En revanche, et sans faire abstraction de l'épineuse question liée à la partition de fait du pays, le jugement porté à l'égard de l'expérience du Somaliland depuis l’auto-proclamation de son indépendance en 1991 est quant à lui assurément positif. Ayant eu à faire face aux mêmes maux que le reste du pays, le Somaliland a réussi en grande partie grâce à sa faculté à faire habilement jouer les structures de concertation claniques pour parvenir à une solution globale, satisfaisant toutes les parties.
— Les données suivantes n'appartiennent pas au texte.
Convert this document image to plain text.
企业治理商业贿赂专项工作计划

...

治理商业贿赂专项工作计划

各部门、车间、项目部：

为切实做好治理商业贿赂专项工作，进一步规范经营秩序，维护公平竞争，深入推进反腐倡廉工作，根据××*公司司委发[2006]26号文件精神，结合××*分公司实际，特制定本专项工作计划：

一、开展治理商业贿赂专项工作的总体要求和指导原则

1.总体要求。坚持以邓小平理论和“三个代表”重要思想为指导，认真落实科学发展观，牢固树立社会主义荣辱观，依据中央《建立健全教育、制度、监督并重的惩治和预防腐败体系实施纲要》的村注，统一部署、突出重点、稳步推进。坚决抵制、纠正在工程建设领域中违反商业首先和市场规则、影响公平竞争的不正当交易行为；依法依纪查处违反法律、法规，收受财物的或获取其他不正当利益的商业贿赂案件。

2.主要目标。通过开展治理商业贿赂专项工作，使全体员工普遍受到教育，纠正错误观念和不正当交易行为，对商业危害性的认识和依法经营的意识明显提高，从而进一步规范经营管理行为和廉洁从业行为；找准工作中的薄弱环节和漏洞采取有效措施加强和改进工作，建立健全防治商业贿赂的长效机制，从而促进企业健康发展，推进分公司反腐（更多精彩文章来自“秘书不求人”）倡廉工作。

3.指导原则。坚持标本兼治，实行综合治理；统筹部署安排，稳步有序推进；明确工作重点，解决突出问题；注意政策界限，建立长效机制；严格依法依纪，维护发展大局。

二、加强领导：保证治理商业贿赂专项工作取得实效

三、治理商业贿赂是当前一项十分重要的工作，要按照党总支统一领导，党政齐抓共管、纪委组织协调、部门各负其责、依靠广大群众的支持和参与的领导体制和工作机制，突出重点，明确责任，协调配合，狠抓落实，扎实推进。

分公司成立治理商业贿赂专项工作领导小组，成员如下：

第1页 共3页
Ces organes coutumiers sont dès lors devenus la solution plutôt que le problème, travaillant main dans la main avec l'Etat. Une leçon majeure pour le futur, à l'heure de réfléchir à de possibles solutions.

Prospective

Les solutions justement. Autant tout le monde s'accorde sur le diagnostic et les symptômes du mal somalien, autant le traitement à prescrire au patient fait l'objet de recommandations et d'avis divers. A l'image de la médecine, la politique est un art, non une science exacte. Samir Amin, dans son article évoqué plus haut, considère les parties somaliennes en présence (islamistes et seigneurs de guerre) comme impuissantes dans leur capacité à proposer une solution constructive sur le long terme. Il estime en revanche que les pays de la sous-région auront un rôle majeur à jouer dans le devenir de la Somalie, à commencer par le plus grand d'entre eux : l'Ethiopie. Autre analyse, autre préconisation, celle de Bronwyn Brutton. Ce spécialiste américain des questions africaines au Council on Foreign Relations est l'auteur d'un rapport intitulé "Somalia, a new approach" dans lequel il préconise le "désengagement constructif" (constructive disengagement) à l'égard de la Somalie. En clair, observer attentivement la situation du pays mais sans y prendre part, la seule exception ne pouvant être qu'une menace terroriste réelle. Ce qui n'est pas le cas présentement, les craintes des Etats-unis sur les supposées liens entre les islamistes somaliens et Al-Qaïda étant selon lui excessives, voire injustifiées. En revanche, en cas de menace avérée, frapper vite et fort. On l'aura bien compris : voilà une approche de pure realpolitik, centrée exclusivement sur les intérêts américains et que l'on traduira lapidairement par un "débrouillez-vous, je m'en lave les mains". Cette recommandation ne saurait donc être considérée comme satisfaisante.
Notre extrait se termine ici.